Cientistas descobrem como usar nanopartículas de silício para combater o câncer

Por Redação | 26 de Julho de 2016 às 22h35

Quando se trata de combater o câncer com nanopartículas, atualmente a preferência entre a classe médica tem sido o ouro. Mas, segundo uma pesquisa da Universidade Estadual de Lomonosov, de Moscou, e do Instituto Leibniz de Tecnologia Fotônica, na Alemanha, as nanopartículas de silício apresentam melhores resultados e são biocompatíveis. Nos dias atuais as nanopartículas de silício são limitadas ao uso no mercado de eletrônicos, mas isso pode mudar à medida que os estudos avançam.

Segundo os pesquisadores, o tratamento do câncer com nanopartículas de silício penetra nas células doentes, e tais partículas são completamente dissolvidas depois de entregar sua carga de medicações nas células cancerígenas. A pesquisa representa mais um grande passo no campo dos "theranostics", no qual uma ferramenta de diagnóstico é combinada com uma ferramenta terapêutica para tratar uma doença. Embora muitas dessas técnicas sejam utilizadas, o principal problema de nanopartículas metálicas é que elas apresentam problemas de biocompatibilidade.
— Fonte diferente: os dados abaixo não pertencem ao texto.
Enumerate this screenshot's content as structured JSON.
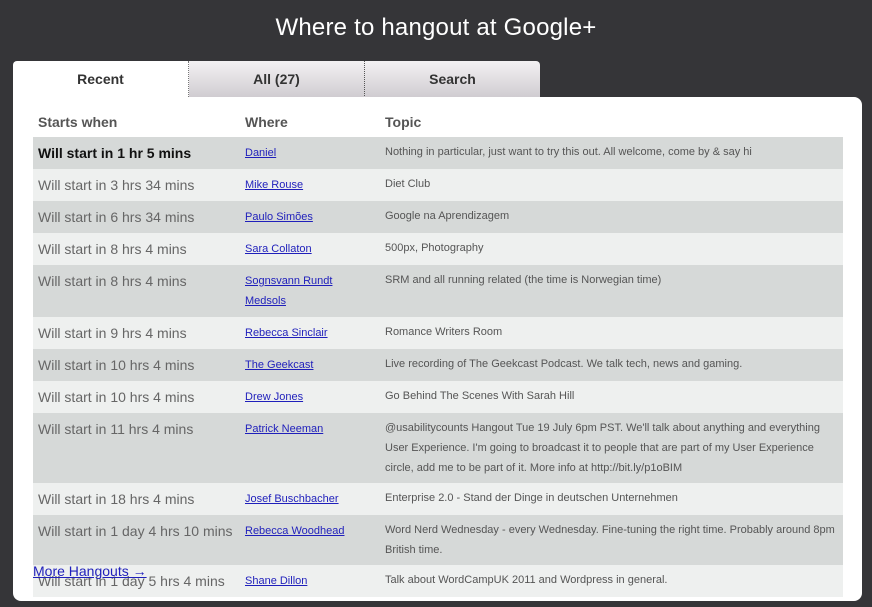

Apesar da técnica ser eficiente em entregar drogas em células cancerígenas, há efeitos secundários negativos que trazem danos nos rins e fígado.

"A razão é que o ouro, a prata, o óxido de titânio, o seleneto de cádmio e uma infinidade de outras nanopartículas quase não são excretados", disse o pesquisador Liubov Osminkina. "Quando as nanopartículas atingem a corrente sanguínea, elas podem ficar presas em órgãos internos e depois de um tempo começarem a prejudicar o organismo devido a efeitos tóxicos prolongados."

Nanopartículas de silício

Em busca de uma nanopartícula biocompatível, os pesquisadores perceberam que o silício poroso não era apenas biocompatível, mas também pode trazer benefícios para a saúde porque eles se torna ácido silícico quando dissolvido. Tal substância é vital para que os ossos fiquem fortes e mantenham os tecidos conjuntivos saudáveis. Em uma pequisa, Osminkina descobriu uma maneira de verificar como as nanopartículas de silício se desintegram. Com uma técnica de luz que fornece um sinal, a equipe do pesquisador "não só conseguiu localizar as nanopartículas nas células, mas também conseguiu assistir ao processo de desintegração".

Os pesquisadores descobriram que as nanopartículas de silício localizam as células infectadas dentro das primeiras cinco a nove horas e, em seguida, penetram nas células. Logo depois de penetrar nas células e entregar o tratamento do câncer, elas começam a se biodegradar. Após o 13º dia, as nanopartículas param de emitir sinal e se dissolvem completamente. "Assim, pela primeira vez, mostramos que as nanopartículas de silício poroso podem ser agentes 'theranostics' completamente inofensivos para muitos tipos de câncer", disse Osminkina.